Wrapping it Up Even Though There is More
To be sure, both of the scenarios are fictitious but they are also something, minus the NIL complication, that I have seen high school football players and their families struggle with. That’s the point of this, there are many Joeys and Darnells out there. Young men and women with the potential for some level of collegiate stardom where their personal endorsements or marketing will create pressures and imbalances in the relationships between themselves, their families, their teammates, and their coaches.
There is a potential third scenario to consider, imbalance in the compensation level for endorsements between players on a team? One can only guess as to how many players will get paid for their NIL marketing.
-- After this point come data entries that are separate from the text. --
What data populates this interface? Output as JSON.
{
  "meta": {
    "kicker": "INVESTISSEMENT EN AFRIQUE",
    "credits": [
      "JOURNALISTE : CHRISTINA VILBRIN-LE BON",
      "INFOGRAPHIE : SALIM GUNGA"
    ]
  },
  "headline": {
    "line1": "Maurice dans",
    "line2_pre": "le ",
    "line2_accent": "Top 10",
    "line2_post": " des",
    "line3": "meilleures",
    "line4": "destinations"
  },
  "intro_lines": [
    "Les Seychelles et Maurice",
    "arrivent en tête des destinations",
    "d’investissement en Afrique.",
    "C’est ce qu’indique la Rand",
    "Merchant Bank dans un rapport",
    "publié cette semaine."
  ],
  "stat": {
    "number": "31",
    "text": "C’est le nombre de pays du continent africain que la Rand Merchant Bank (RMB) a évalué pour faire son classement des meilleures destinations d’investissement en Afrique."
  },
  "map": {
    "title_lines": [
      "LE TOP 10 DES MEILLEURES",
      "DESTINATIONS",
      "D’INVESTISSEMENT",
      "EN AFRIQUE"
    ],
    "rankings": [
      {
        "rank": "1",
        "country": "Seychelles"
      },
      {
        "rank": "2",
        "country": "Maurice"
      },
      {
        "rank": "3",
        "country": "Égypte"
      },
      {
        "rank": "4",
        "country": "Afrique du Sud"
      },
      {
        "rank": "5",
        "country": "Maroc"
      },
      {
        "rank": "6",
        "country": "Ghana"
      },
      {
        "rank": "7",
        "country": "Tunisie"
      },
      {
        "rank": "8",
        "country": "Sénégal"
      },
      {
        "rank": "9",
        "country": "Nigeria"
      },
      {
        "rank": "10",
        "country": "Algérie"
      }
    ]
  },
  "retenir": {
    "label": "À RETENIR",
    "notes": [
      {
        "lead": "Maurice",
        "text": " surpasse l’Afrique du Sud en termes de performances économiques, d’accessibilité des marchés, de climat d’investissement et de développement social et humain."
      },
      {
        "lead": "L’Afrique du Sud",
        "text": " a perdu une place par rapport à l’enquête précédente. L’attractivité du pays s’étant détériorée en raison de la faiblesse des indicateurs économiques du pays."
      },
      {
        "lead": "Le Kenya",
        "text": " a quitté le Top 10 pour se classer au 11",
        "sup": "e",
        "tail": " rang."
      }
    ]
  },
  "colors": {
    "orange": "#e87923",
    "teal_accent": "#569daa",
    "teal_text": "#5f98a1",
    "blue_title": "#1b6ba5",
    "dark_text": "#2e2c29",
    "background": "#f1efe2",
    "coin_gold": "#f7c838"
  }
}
There won’t be huge number on most non-top 20 schools, and certainly not as many as the top 10 programs. This situation can only shove the talent balance over the edge. “Alabama player NIL” is going to be worth more than “Wyoming player NIL”. It certainly will be better than, say, “Georgia Tech player NIL”. Clemson’s Tiger Paw will garner more name recognition than Wake Forest’s Demon Deacon. And of course, the organizations/programs are all going to want some sort of share of any “post Letter of Intent NIL”. Even if not directly representing the team or school, the player is still potentially an image product of that system. There will be pressure to balance that contractually. If Darnell became a Heisman Trophy Candidate his NIL would go through the roof, but all of that would be attached to his program. Whose hand will be in whose pockets?
If you are a college athlete and get your name and face on the Wheaties box, do you get all the money, or have to share?
Permanent Change to a Quicksand Field
We come back to unintended consequences, again. What we are seeing unfolding is a hodge-podge of laws, rules, and regulations. We don’t know how complete or thorough they’ll be, nor do we really understand the potential impacts on players and programs along the decision and remuneration chain. The concept of “Collegiate Money Ball” with the newest iteration of the Transfer Portal is going to change the business of the ‘game’. The addition of the Name, Image, and Likeness factors will push the “Ludicrous Speed” button.
We will be updating and talking about this more as the new regulations are introduced and voted on by the NCAA Congress later in the month. It’s a really important issue and there will be many dissatisfied people out there.